Parastochastics

Abstract

The generalized commutation relations A_iB_j − λB_jA_i = Γ_ijI are introduced, where A_i and B_i are adjoint of each other, I is the identity, and Γ_ij is a real covariance. For λ = +1 (−1, or 0, respectively) the parastochastic function A_i + B_i is given an interpretation in terms of Gaussian random functions (a two‐valued stationary Markov process, or infinite symmetric random matrices of the type considered by Wigner in connection with energy levels of heavy nuclei, respectively). In the Fock‐space realization, A_i and B_i appear as destruction and creation operators for bosons (fermions or boltzmannons, i.e., distinguishable particles, respectively). A few purely algebraic theorems are proved, which are applied to linear stochastic equations (equations with random coefficients). Existence and uniqueness being presupposed, mean Green's functions are shown to satisfy closed master equations.

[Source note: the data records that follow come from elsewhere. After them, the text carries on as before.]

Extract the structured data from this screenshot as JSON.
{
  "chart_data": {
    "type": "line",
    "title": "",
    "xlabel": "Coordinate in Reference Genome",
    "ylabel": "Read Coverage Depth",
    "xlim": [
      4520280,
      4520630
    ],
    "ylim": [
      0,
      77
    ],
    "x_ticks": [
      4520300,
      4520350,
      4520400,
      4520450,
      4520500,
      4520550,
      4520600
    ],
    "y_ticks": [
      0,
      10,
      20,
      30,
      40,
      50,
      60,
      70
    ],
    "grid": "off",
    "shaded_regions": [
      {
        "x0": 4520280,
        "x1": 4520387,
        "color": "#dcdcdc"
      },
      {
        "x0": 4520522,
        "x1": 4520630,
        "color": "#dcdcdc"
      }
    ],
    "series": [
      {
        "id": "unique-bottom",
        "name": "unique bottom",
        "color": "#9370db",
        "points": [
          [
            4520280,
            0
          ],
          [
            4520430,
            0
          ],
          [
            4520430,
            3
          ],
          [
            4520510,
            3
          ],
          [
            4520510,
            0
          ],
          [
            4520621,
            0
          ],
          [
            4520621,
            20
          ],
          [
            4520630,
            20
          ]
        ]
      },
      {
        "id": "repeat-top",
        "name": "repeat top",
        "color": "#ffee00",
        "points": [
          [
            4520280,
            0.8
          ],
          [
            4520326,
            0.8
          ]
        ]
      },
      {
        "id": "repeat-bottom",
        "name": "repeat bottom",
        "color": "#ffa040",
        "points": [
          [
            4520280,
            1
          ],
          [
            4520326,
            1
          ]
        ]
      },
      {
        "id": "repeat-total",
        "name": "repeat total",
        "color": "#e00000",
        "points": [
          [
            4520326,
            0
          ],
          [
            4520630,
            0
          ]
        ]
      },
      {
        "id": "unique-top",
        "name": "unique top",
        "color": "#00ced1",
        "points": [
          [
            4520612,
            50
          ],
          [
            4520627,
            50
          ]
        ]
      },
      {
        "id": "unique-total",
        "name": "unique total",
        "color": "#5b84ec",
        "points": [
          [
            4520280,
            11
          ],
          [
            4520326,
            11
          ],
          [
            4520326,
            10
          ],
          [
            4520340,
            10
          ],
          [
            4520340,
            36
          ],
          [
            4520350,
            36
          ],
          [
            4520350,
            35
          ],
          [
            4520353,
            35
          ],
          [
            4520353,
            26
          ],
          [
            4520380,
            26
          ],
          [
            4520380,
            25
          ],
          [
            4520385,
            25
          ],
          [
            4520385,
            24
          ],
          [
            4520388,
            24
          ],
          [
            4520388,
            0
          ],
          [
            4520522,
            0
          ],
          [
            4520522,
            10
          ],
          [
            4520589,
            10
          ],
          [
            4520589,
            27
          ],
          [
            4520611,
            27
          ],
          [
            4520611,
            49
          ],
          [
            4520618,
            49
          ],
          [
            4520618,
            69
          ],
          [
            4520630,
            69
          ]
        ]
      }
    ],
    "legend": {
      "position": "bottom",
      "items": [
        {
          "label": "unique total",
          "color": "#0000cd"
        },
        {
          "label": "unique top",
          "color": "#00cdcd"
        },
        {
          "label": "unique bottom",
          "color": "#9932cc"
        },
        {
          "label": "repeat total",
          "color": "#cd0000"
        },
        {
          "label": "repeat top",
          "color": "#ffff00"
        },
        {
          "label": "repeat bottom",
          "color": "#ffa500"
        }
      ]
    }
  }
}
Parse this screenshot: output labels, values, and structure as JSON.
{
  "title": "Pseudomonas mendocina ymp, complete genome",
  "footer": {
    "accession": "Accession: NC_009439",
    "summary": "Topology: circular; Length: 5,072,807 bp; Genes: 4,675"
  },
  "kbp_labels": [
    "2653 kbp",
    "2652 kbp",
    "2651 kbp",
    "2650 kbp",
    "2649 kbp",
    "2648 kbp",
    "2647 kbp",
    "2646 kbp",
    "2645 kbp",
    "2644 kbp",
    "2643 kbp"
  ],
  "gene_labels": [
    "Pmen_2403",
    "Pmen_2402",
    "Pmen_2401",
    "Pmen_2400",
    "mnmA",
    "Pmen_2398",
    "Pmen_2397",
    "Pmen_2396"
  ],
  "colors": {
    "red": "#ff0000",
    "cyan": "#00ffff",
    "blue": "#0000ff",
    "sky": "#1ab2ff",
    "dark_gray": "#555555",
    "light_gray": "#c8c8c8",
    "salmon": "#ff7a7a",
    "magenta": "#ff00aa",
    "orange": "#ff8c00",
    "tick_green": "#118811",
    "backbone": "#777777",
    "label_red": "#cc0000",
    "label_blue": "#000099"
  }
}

A linear functional differential master equation is obtained for equations with Gaussian coefficients. It is shown that the often‐used first cumulant‐discard closure assumption, which leads to a very simple master equation, is exact for differential equations with a two‐valued stationary Markovian coefficient. A parastochastic reformulation of the theory of Kraichnan is given, and his nonlinear master equations are, for the first time, rigorously derived without any recourse to perturbation theory or to diagrams. Kraichnan's random‐coupling model is obtained by replacing scalar stochastic quantities by Wigner matrices or, equivalently, bosons by boltzmannons (i.e., changing λ from +1 to 0). Finally, the nonlinear Kraichnan equation, $$\mathrm{dy(t)/dt=-}{\displaystyle {\int }_0^t}\mathrm{y(t-t\prime )\Gamma (t-t\prime )y(t\prime )dt\prime }$$ , is reduced to a linear parastochastic equation in the Fock space; existence, uniqueness, boundedness, and asymptotic behavior are obtained.